7 Things No One Ever Tells You About Your Pap Smear Appointment
There are many awkward situations in life, from forgetting someone’s name even though you’ve met them thrice, to laughing at a really inappropriate time. But a trip to the gynae is definitely near the top of the list. No matter how many times you go, you can’t help but clam up.
And getting a Pap smear can feel just as awkward – not to mention uncomfortable. But it’s a necessary discomfort. With as many as 7 735 new cases of cervical cancer recorded annually, it’s now the second leading cause of female cancer-related deaths in SA, so getting tested is a must.
But what if you’ve never been for one because you don’t really know much about it? Here’s everything you need to know to help you prep for your next (or first) Pap smear.
Can I have sex the night before?
Ideally, you should not have sex before going for a Pap smear, because it can obscure the cells, making the test less accurate. You don’t necessarily need to cancel the test – just consult with your doctor first.
Can I go while I’m on my period?
The best time to have a Pap smear is 14 days after the first day of your period. Having a Pap smear while on your period isn’t a good idea, because it can also make the result less accurate. If you’re experiencing light spotting, it won’t affect the result as much and your doctor will continue with the smear.
What kinds of questions will my doc ask me?
You need to tell your doctor everything about your sexual habits and cycle – now is not the time to be shy. Especially mention sexual partners and status, contraception, condom use and any discharge you’ve noticed. You might need other or more frequent tests based on your answers, but try not to be scared – it’s all for your health.
What does it mean if they find abnormal cells?

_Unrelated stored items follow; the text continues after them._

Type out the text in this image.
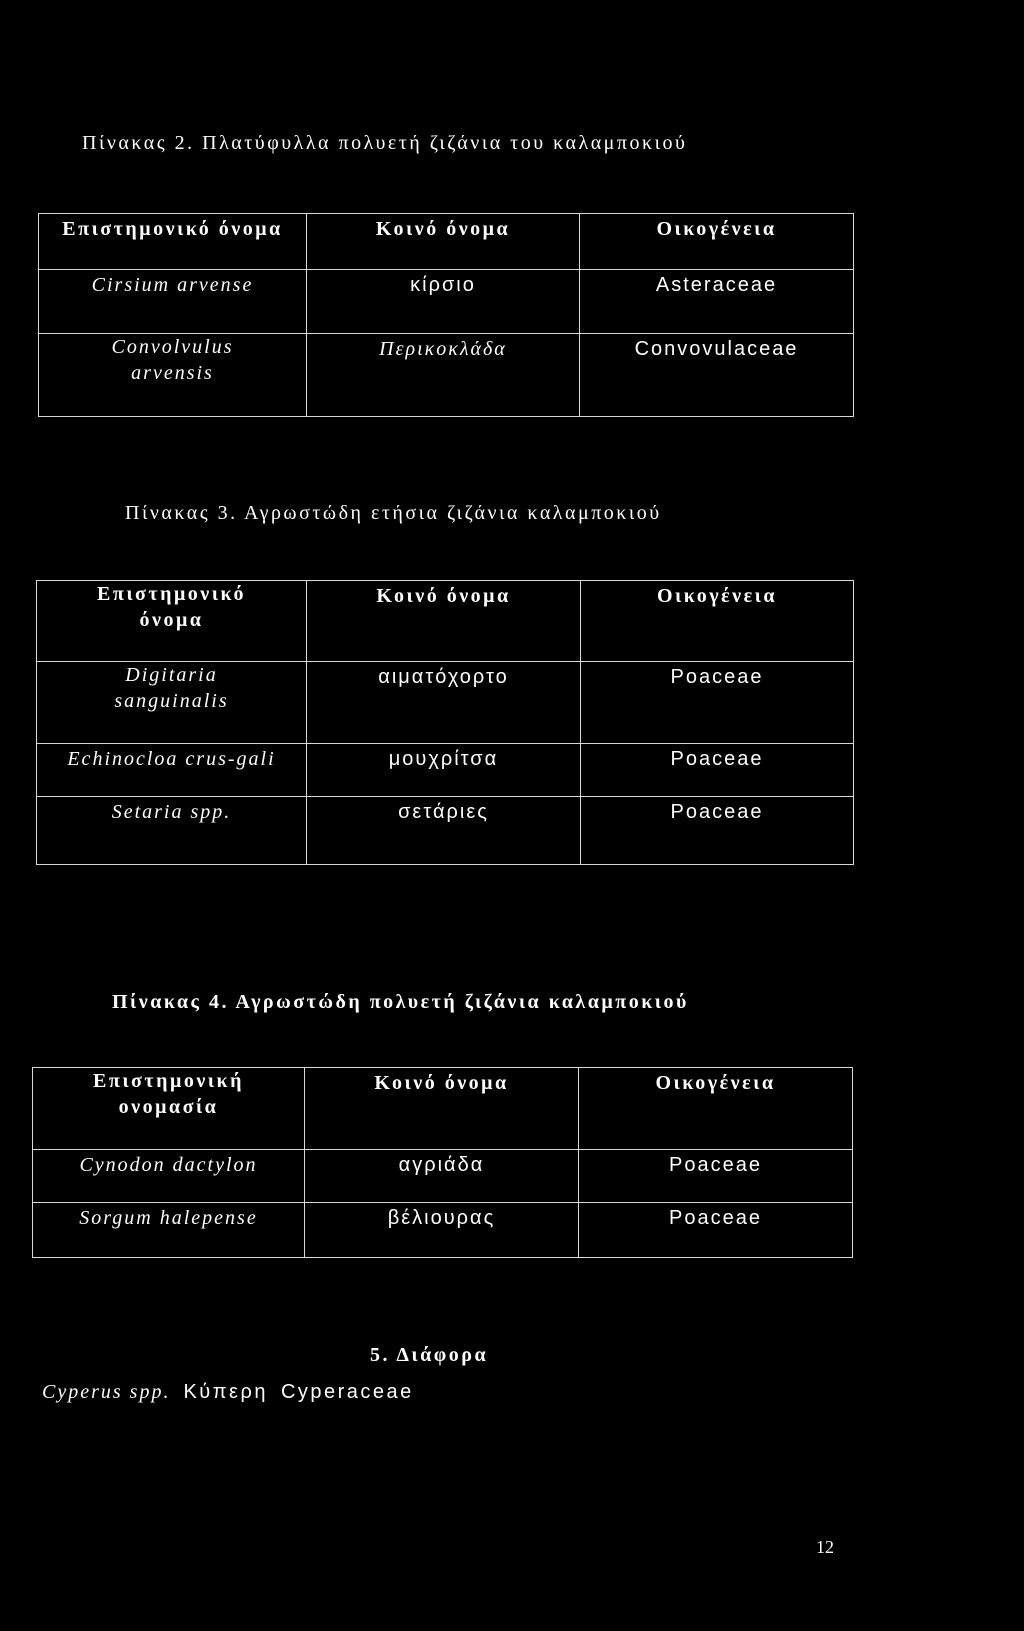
Πίνακας 2. Πλατύφυλλα πολυετή ζιζάνια του καλαμποκιού
Επιστημονικό όνομα	Κοινό όνομα	Οικογένεια
Cirsium arvense	κίρσιο	Asteraceae
Convolvulus arvensis	Περικοκλάδα	Convovulaceae
Πίνακας 3. Αγρωστώδη ετήσια ζιζάνια καλαμποκιού
Επιστημονικό όνομα	Κοινό όνομα	Οικογένεια
Digitaria sanguinalis	αιματόχορτο	Poaceae
Echinocloa crus-gali	μουχρίτσα	Poaceae
Setaria spp.	σετάριες	Poaceae
Πίνακας 4. Αγρωστώδη πολυετή ζιζάνια καλαμποκιού
Επιστημονική ονομασία	Κοινό όνομα	Οικογένεια
Cynodon dactylon	αγριάδα	Poaceae
Sorgum halepense	βέλιουρας	Poaceae
5. Διάφορα
Cyperus spp. Κύπερη Cyperaceae
12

Your Pap smear might flag abnormal cells that aren’t cancerous. ASCUS means atypical cells of undetermined significance. This can be caused by infection, inflammation or HPV. The cells should return to normal again. So, what do you do? It’s important to repeat the Pap smear in six to 12 months. If the ASCUS persists, it’s best to go for a colposcopy by a gynae because it can develop into a pre-cancerous lesion.
Should you take painkillers before your Pap smear?
A Pap smear is more uncomfortable than painful, so no need to pop a pain pill before your visit. Know that the more you tense up, the more uncomfy it will be. Try to relax while taking deep breaths. Tip: Bear down slightly when the speculum is inserted to help relax the pelvic muscles.
How much will it cost?
You can have a Pap smear done by your GP or gynae – and you will need to pay for the visit, equipment and lab testing. If you do co-testing (testing for HPV and looking at the cells for cancer) the lab costs will be about R1 000. If you’re on medical aid (even certain hospital plans), they will cover the lab costs.
When and how often should I go?
Women should start going for Pap smears from the age of 25, or when they become sexually active. Follow-up testing will depend on your result. If you are low risk, for example, have a normal Pap smear and one sexual partner, you’ll generally only need to do a test every three to five years and can stop after the age of 65. Note: HIV-positive women should start with testing at diagnosis and will require more frequent tests.